With the internet and the aggregation of huge data sets, advertising is moving its focus from target groups to individual targets. Specialised companies are tracking your moves on the web to create highly detailed profiles of who you are, what you do, what you like so that advertisiers can tailor their ads specifically not only to you, but your current situation. You can hardly escape it, so it’s good to know how it works.

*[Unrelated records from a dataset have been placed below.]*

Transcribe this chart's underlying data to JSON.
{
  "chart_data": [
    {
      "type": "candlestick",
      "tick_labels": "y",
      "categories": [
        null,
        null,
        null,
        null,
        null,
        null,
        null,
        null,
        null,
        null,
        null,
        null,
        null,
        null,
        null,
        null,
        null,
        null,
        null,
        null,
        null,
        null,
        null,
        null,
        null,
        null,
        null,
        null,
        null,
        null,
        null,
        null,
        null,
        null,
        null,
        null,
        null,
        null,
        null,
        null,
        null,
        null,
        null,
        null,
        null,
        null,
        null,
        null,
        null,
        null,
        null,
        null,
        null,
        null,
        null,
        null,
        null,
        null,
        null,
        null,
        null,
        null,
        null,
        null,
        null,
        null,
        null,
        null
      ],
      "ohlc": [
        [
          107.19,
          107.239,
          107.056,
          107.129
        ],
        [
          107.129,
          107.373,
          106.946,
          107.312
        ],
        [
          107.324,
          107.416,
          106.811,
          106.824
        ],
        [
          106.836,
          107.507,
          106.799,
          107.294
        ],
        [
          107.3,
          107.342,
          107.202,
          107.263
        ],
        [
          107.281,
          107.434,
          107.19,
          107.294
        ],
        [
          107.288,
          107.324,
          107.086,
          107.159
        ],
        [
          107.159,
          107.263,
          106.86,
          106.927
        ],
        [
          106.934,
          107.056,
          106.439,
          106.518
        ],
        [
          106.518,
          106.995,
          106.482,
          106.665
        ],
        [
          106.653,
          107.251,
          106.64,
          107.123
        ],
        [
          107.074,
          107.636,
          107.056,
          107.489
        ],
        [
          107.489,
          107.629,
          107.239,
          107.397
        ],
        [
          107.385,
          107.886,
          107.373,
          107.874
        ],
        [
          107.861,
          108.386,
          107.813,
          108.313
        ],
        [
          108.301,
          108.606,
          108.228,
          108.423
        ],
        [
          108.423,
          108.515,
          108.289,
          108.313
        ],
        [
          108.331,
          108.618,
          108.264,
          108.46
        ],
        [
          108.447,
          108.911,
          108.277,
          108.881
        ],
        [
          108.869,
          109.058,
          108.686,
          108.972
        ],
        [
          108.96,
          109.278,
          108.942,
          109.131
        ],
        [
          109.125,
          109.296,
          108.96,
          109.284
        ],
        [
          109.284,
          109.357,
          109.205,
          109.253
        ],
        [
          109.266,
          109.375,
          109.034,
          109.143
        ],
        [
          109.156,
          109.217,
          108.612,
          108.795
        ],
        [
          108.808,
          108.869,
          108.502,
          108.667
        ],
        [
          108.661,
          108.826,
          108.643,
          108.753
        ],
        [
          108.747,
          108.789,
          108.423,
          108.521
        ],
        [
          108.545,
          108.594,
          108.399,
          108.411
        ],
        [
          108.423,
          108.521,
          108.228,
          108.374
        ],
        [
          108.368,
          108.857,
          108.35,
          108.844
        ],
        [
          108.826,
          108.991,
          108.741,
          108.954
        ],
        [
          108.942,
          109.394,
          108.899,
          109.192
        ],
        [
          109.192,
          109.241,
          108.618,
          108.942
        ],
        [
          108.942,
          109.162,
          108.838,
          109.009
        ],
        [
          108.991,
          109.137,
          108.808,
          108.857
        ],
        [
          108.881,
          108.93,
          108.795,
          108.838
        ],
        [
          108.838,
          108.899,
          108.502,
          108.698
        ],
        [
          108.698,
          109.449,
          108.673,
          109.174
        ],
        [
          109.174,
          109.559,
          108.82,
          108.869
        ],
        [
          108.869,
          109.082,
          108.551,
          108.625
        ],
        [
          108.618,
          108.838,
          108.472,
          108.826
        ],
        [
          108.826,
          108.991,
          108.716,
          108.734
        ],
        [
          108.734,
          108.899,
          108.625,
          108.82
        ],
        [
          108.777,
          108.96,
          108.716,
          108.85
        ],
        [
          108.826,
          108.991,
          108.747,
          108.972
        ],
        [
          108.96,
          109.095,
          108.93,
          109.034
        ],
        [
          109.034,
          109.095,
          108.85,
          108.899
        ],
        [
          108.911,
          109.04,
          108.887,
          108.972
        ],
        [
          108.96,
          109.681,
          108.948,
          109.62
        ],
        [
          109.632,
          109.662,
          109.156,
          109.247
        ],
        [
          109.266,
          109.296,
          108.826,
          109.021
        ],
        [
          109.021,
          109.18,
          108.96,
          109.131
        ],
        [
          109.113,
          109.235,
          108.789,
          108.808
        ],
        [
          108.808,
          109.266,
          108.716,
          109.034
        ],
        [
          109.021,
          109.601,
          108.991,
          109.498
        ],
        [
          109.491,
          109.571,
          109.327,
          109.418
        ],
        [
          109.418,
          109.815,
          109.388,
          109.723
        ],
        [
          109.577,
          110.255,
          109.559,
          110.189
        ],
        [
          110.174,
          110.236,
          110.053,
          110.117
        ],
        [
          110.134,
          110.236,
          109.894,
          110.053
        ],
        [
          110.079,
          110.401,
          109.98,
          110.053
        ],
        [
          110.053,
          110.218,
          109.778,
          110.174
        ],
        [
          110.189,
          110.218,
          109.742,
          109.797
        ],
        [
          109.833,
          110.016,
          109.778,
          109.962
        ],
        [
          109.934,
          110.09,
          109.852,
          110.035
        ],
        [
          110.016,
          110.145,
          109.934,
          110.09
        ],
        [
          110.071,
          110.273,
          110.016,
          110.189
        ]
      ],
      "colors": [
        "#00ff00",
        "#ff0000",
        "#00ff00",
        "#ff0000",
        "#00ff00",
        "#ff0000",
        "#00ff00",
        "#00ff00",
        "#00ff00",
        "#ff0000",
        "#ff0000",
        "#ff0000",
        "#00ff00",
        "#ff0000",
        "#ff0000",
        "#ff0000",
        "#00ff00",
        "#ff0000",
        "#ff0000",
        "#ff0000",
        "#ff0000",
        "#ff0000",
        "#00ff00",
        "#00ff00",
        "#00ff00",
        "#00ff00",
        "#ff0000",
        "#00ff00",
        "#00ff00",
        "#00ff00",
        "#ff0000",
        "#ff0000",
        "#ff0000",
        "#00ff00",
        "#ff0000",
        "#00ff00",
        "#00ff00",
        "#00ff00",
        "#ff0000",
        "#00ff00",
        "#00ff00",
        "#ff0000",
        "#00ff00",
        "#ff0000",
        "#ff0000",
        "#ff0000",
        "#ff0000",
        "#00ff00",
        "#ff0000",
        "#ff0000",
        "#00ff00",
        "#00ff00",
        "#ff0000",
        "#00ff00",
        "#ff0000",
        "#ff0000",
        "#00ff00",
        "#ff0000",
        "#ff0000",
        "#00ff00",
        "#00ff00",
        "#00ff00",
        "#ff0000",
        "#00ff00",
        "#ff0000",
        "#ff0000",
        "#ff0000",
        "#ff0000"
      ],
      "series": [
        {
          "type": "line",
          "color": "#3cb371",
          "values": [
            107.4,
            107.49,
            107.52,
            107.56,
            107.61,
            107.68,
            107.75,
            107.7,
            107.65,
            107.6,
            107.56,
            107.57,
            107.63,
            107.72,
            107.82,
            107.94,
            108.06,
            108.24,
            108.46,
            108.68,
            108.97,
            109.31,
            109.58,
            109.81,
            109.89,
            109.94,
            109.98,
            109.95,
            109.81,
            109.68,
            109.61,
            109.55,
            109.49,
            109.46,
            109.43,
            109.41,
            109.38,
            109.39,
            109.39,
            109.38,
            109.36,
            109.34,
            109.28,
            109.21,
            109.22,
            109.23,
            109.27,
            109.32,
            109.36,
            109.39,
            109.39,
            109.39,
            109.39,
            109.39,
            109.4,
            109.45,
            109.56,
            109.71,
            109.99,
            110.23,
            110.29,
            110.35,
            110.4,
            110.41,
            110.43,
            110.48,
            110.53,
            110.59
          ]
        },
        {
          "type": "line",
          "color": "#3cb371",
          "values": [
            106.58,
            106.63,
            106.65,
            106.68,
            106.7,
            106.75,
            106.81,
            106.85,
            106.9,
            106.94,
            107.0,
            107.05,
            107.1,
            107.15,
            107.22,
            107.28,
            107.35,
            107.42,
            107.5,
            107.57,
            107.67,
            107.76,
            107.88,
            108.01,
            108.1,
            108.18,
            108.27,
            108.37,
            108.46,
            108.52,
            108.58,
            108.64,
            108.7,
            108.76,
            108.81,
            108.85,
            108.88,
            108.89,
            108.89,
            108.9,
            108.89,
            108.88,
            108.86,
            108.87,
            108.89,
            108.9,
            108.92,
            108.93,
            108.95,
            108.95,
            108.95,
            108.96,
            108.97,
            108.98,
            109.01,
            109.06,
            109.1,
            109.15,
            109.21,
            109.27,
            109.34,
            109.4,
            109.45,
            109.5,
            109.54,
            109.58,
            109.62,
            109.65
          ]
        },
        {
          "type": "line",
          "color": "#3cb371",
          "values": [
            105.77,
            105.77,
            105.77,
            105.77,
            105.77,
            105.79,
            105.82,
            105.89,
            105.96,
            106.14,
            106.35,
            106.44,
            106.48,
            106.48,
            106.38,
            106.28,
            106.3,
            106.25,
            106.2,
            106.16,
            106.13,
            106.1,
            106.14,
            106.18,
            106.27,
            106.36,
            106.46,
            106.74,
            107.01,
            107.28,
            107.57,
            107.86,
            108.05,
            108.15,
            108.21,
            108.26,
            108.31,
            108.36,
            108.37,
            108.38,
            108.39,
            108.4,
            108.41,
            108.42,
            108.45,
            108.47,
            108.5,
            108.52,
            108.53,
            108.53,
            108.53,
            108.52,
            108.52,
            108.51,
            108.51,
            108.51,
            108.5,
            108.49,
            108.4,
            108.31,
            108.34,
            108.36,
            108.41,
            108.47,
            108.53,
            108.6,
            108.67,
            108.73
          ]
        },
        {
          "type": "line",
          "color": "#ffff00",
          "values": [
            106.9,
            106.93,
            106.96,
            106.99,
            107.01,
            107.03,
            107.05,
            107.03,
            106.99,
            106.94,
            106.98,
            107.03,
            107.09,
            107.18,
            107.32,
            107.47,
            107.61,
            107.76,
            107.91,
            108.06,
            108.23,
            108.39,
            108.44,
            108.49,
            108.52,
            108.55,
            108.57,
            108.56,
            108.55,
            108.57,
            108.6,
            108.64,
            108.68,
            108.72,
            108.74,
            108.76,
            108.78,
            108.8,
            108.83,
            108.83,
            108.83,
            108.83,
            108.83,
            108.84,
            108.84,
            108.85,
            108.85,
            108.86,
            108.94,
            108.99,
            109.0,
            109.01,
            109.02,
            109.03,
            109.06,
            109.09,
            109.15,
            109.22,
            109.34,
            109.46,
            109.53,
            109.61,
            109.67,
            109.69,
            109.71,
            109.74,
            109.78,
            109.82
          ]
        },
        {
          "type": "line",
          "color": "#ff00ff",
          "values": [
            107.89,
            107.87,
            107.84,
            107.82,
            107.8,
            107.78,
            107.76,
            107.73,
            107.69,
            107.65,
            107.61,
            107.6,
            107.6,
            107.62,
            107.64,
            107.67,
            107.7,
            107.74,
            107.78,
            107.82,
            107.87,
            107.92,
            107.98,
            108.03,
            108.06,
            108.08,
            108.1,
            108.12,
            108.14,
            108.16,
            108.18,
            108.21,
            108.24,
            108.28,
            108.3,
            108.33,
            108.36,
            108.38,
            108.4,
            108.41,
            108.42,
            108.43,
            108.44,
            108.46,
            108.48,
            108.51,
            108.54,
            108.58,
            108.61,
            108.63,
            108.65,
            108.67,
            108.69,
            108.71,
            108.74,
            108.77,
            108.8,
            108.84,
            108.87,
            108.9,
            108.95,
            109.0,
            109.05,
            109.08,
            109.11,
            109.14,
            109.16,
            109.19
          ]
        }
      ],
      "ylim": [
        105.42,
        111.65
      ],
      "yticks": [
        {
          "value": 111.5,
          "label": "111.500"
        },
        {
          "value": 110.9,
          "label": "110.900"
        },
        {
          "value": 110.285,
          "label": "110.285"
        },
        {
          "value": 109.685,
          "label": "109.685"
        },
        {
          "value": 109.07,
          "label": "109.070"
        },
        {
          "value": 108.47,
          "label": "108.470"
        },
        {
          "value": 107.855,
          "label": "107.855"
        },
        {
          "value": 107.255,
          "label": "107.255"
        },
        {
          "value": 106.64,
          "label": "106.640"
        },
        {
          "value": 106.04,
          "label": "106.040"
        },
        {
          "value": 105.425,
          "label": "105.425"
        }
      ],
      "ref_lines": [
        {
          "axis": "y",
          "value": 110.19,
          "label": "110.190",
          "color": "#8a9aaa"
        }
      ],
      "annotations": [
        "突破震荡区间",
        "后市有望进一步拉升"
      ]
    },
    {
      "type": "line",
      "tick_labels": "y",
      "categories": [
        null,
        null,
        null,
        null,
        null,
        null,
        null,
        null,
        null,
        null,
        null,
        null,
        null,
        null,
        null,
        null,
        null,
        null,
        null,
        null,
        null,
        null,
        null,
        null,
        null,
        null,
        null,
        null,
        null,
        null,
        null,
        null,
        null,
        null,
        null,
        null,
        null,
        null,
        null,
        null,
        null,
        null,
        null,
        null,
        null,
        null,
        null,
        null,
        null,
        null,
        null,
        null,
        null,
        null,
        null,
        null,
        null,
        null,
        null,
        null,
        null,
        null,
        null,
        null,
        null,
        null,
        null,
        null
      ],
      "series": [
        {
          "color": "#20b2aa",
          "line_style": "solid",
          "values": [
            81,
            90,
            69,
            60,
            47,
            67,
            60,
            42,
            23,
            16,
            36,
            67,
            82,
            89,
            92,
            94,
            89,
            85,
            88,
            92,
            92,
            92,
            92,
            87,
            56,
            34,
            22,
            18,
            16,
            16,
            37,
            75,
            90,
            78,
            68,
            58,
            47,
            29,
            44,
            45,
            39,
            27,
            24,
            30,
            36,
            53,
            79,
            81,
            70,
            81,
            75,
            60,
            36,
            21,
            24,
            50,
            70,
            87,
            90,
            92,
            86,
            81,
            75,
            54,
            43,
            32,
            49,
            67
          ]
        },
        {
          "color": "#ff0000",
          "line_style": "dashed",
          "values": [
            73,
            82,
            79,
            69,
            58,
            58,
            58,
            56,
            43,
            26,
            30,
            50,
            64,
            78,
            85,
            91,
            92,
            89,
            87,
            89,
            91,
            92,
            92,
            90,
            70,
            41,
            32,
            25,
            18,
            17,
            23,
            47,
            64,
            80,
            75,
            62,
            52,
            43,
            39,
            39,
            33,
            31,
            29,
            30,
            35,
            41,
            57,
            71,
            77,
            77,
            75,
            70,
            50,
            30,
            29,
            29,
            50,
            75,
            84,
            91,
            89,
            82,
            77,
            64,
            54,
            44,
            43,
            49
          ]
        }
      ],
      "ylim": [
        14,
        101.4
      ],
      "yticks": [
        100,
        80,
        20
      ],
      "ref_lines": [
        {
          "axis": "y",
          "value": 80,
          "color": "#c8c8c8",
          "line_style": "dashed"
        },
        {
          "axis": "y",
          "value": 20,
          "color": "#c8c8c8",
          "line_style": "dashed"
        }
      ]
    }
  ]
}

From Weekly Filet #55, in February 2012.

Let the Robot Drive

The car of the future does not fly, but drive itself. Wired has a great roundup of the current state of science not much longer fiction.

From Weekly Filet #54, in February 2012.

Google Translate

Most of us remember how hilariously bad machine translations were just a few years back. Today, Google Translate speaks 57 languages at the level of a 10-year-old. What’s interesting about this comparison is that the machine mastered those languages by actually learning like a child. That is, by not going by rules, but by how language is used. “Don’t ask for the meaning, ask for the use”, as Wittgenstein had put it. Fascinating read that also point to the future of human communication. Maybe tomorrow’s lingua franca is just a machine.

From Weekly Filet #41, in November 2011.

Kevin Slavin: How Algorithms Shape Our World

With stock markets crashing pretty hard these days, this is an interesting reminder in the form of a riveting TED talk. Today, 70 percent of the stock market are operated by algorithms in what’s apparently called black box trading. Huge amounts of money are invested or de-invested with no human action involved. The essence of Slavin’s talk is that we are now at a point where such complex algorithms are written that we can no longer read. And that we, in fact, have come to rely on them so heavily that we literally let them shape our world.

From Weekly Filet #31, in August 2011.

Post-Artifact Books and Publishing

A brilliant article on how books are changing in the digital age, both in how they are written and read. Craig Mod, a designer and book publisher (among other things), gives a detailed analysis of changing structures and argues that digital books unlock the magic of reading as “shared telepathy”. Yes, that’s right. Reading this thoughtful, inspiring and beautifully designed piece definitely makes you want to read digital books, heaps of them.

From Weekly Filet #25, in June 2011.